O Tribunal de Justiça do Estado do Rio Grande do Sul acolheu erro de fato informado pelo banco em agravo de instrumento, reconhecendo a inexistência material do número de ações preferenciais que o autor alegava serem de sua propriedade e negando-lhe, por consequência, o recebimento de milhões de reais.

No caso em comento, foi ajuizada ação de prestação de contas por pessoa física em face de instituição financeira na qual o autor alegava ter adquirido quotas de ações do banco em 1985 e que, após a compra, nunca mais obteve qualquer informação sobre o investimento, razão pela qual pretendia receber contas acerca de suas ações.

Citado, o banco apresentou contestação postulando a improcedência dos pedidos, visto que nunca se negara a prestar as informações pretendidas.

Realizada a audiência conciliatória, o banco se comprometeu a prestar as informações acerca das ações do autor.
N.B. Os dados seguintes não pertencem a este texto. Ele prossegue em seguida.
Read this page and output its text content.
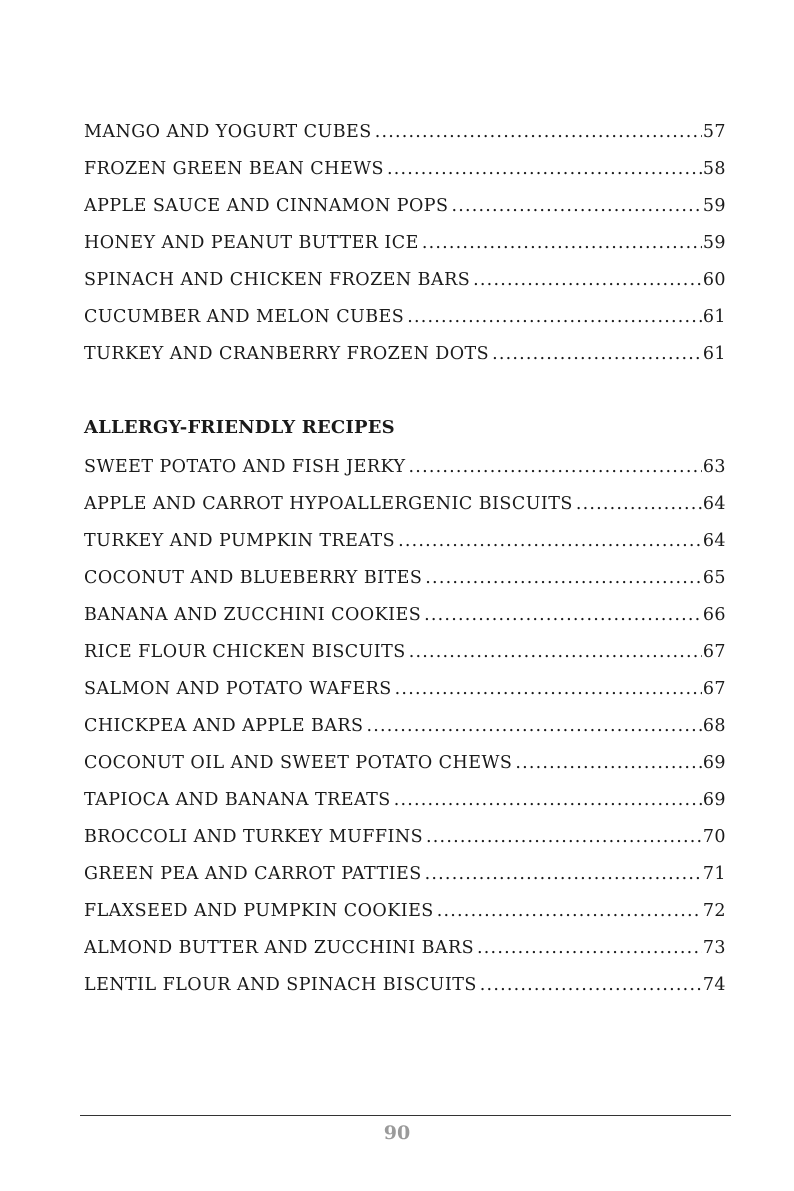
MANGO AND YOGURT CUBES .....	57
FROZEN GREEN BEAN CHEWS .....	58
APPLE SAUCE AND CINNAMON POPS .....	59
HONEY AND PEANUT BUTTER ICE .....	59
SPINACH AND CHICKEN FROZEN BARS .....	60
CUCUMBER AND MELON CUBES .....	61
TURKEY AND CRANBERRY FROZEN DOTS .....	61
ALLERGY-FRIENDLY RECIPES
SWEET POTATO AND FISH JERKY .....	63
APPLE AND CARROT HYPOALLERGENIC BISCUITS .....	64
TURKEY AND PUMPKIN TREATS .....	64
COCONUT AND BLUEBERRY BITES .....	65
BANANA AND ZUCCHINI COOKIES .....	66
RICE FLOUR CHICKEN BISCUITS .....	67
SALMON AND POTATO WAFERS .....	67
CHICKPEA AND APPLE BARS .....	68
COCONUT OIL AND SWEET POTATO CHEWS .....	69
TAPIOCA AND BANANA TREATS .....	69
BROCCOLI AND TURKEY MUFFINS .....	70
GREEN PEA AND CARROT PATTIES .....	71
FLAXSEED AND PUMPKIN COOKIES .....	72
ALMOND BUTTER AND ZUCCHINI BARS .....	73
LENTIL FLOUR AND SPINACH BISCUITS .....	74
90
Diante da inércia do banco, solicitou a parte autora o prosseguimento da ação com a intimação do banco para exibir os documentos, sob pena de serem tidas como verdadeiras as suas alegações de que seria detentor de 3.407.559 ações preferenciais na condição de sócio fundador do Banco, declarando ser credor de montante líquido, decorrente da privatização da instituição em 1997.
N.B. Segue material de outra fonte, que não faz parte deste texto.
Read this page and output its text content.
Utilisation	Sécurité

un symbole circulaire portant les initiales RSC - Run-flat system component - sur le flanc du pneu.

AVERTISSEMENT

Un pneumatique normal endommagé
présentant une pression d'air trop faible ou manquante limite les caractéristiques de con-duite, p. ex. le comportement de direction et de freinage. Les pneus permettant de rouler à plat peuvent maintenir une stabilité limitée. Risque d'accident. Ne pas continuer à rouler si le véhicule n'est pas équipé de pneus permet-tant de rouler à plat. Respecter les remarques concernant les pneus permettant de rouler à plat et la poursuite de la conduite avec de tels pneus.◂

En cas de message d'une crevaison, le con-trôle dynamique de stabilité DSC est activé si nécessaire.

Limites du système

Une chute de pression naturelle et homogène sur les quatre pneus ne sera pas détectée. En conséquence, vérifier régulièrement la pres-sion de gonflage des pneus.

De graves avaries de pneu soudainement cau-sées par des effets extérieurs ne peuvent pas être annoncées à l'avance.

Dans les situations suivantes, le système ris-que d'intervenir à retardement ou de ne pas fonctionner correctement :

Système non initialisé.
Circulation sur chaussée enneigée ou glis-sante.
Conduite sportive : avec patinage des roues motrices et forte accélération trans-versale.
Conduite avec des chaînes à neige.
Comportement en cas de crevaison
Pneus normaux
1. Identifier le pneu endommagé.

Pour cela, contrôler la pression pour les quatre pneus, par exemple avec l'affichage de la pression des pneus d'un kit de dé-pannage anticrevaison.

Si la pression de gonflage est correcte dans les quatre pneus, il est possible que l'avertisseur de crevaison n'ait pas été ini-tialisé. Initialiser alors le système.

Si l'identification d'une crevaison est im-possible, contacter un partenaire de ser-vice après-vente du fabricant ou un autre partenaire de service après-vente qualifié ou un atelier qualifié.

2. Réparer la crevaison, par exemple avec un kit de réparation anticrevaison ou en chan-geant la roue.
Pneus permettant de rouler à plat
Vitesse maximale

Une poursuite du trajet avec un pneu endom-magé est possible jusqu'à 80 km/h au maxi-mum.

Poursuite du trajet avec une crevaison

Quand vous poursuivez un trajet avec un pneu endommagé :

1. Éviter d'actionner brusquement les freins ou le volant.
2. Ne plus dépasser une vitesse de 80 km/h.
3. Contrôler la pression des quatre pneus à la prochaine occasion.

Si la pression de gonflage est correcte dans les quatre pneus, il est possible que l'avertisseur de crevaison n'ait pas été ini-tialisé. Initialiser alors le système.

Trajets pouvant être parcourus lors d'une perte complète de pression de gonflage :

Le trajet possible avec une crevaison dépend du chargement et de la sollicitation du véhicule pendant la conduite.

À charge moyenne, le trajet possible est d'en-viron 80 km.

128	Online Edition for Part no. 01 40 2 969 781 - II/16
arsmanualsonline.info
Ainda em razão da inércia do banco, foi proferida sentença que converteu a ação de prestação de contas em ação de cobrança e reconheceu o direito do autor aos valores por ele apontados como devidos em correspondência às 3.407.559 ações que teria adquirido. 

Iniciado o cumprimento de sentença, o banco apresentou impugnação alegando erro de fato, que foi desacolhida, fato este que ensejou a interposição de recurso de agravo de instrumento ao Tribunal de Justiça do Rio Grande do Sul.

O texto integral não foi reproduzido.